One major feature of the ‘China’ blogosphere is the divide between the Chinese and English-language parts of it. Readers who only read English risk having a blinkered view of what’s going on in China if they rely only on English-language blogs, and vice versa. That’s where bridge blogs come in. The bridge blog (as opposed to the ladder blog) connects the two sides of the language chasm, allowing information to flow. The problem is, translating posts accurately is a time-consuming and not particularly lucrative affair.
Enter Yeeyan. It’s a group blog that’s been translating posts from the English-language blogosphere to Chinese since December. Now the inevitable has happened: It’s started translating Chinese-language posts into English. This is a real boon for readers stuck in the English-language ghetto of the China blogosphere. Technology news is of particular interest to Yeeyaners(?), so I read with interest a translated post on US internet companies’ top 10 mistakes in China. According to China Web 2.0 Review, Yeeyan has done a good job in the English-Chinese translations, so we can only hope they do similarly well the other way round.
That’s not to say Yeeyan is the first attempt at bridge blogging. Plenty of other China bloggers have expended considerable effort in trying to close the language gap. Roland Soong’s ESWN is probably the best example of this.
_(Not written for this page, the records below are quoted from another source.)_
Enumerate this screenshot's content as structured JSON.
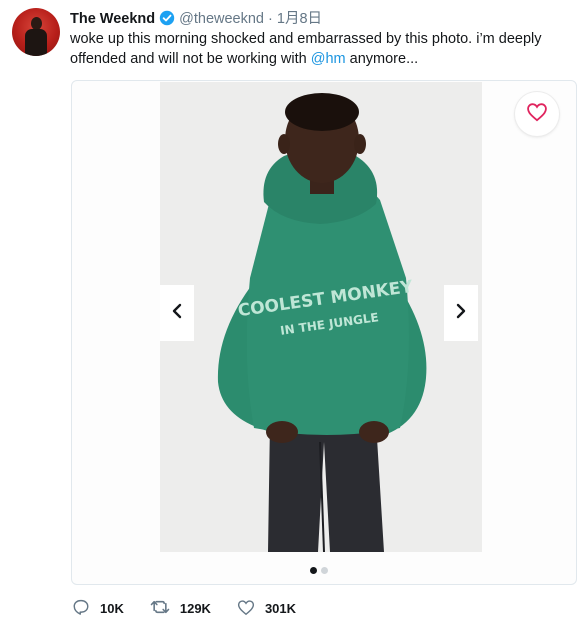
{
  "tweet": {
    "author_name": "The Weeknd",
    "handle": "@theweeknd",
    "separator": "·",
    "date": "1月8日",
    "text_before": "woke up this morning shocked and embarrassed by this photo. i’m deeply offended and will not be working with ",
    "mention": "@hm",
    "text_after": " anymore..."
  },
  "media": {
    "hoodie_text_line1": "COOLEST MONKEY",
    "hoodie_text_line2": "IN THE JUNGLE",
    "carousel_dots": 2,
    "active_dot": 0
  },
  "actions": {
    "replies": "10K",
    "retweets": "129K",
    "likes": "301K"
  },
  "colors": {
    "link": "#1b95e0",
    "verified": "#1da1f2",
    "heart": "#e0245e",
    "hoodie": "#2c8c6e"
  }
}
What Yeeyan has done is cast a wide net into the pool of bilingual bloggers, harnessing the collective abilities of this rare group instead of relying on bloggers’ individual efforts (another group translation effort by China bloggers like Soong is here). A translation on Yeeyan, for example, isn’t set in stone once it’s published. Readers can leave comments pointing out mistakes and the translator often makes changes based on those comments, improving the overall translation as more eyeballs ‘proofread’ it. The distributed nature of the translating and proofreading means accuracy and readability improves as more people participate, triggering a virtuous cycle — which is great for us Hanzi illiterates.